MagdalenaNovember 2, 2010 at 11:15 pm
@Laura — If you’ll allow me to share… When baking leftover seeds, I get them all wet (if they have dried out after washing them off), and then sprinkle salt over them all, evenly. Or you can use a seasoning like Old Bay or something. Spread them evenly on a baking sheet that has had a drip or two of oil spread around with your fingers. They won’t stick, really, otherwise, but the tray is annoying to clean.
And then bake them at 325°F or something until they seem dried out inside (take one out of the oven, let it cool for a tad, then taste it). If they seem to be browning too much, lower the heat.
HannahNovember 9, 2010 at 4:44 pm
Yum! I made this with pumpkin and sweetened with stevia. I am trying to figure out a healthy shell to put this into instead of a pie for Thanksgiving…

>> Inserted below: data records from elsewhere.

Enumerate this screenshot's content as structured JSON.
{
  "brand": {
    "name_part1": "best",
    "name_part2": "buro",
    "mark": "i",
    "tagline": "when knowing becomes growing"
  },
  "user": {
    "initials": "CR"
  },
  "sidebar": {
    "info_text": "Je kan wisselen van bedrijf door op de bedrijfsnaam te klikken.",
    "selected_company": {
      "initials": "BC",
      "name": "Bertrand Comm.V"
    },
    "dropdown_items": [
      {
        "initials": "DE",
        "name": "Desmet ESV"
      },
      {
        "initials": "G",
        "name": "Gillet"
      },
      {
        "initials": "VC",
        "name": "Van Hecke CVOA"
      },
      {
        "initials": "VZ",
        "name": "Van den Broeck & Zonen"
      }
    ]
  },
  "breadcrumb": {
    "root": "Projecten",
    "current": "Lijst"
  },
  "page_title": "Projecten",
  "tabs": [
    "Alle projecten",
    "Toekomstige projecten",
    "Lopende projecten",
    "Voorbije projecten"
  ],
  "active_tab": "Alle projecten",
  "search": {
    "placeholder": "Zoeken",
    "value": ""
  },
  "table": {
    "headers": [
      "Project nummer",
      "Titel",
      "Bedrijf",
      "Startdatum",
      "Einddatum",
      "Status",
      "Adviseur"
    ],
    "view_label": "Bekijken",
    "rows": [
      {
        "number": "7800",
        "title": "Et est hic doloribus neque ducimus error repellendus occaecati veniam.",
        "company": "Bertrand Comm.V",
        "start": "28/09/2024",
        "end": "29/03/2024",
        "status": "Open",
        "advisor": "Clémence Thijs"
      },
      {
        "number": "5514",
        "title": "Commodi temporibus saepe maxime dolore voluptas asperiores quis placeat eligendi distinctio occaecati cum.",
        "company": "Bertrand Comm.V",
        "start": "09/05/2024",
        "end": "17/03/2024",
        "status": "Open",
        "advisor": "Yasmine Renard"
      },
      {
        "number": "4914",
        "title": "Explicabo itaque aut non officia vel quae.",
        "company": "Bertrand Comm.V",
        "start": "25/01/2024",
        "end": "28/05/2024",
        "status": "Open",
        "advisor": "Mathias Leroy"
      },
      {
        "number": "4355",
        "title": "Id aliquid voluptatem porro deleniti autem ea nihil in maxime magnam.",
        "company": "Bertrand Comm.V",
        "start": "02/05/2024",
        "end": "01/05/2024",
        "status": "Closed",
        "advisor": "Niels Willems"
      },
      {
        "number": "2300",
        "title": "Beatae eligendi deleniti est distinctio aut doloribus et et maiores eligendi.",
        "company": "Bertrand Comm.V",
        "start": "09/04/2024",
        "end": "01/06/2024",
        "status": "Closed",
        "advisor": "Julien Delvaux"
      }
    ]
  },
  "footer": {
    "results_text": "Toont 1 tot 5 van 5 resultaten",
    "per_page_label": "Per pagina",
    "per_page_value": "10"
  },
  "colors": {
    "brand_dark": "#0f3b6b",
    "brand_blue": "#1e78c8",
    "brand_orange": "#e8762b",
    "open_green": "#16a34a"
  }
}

April at Kitchen Blender ReviewsNovember 9, 2010 at 8:38 pm
This recipe reminds me of your Impossible Vegan Pumpkin Pie. It has been a favorite dessert for my family this fall. I am not worried at all how often it gets cooked/eaten. It is so much better than the traditional Pumpkin Pie.
Here is your Vegan Pumpkin Pie recipe I posted http://www.kitchen-blender-reviews.com/recipes/vegan-pumpkin-pie/
I am looking forward to trying this Bake Recipe
Kerry ADecember 4, 2013 at 2:59 pm
Just wondering if a viable alternative to dates in this recipe exists… they’re pricy for their size. Could I add a bit more corn starch, flax seed, and/or sweetener to make up for them? Thanks so much for your input!
Susan VoisinDecember 4, 2013 at 3:05 pm
Dates are basically sugar, so just use sugar or any other sweetener to taste.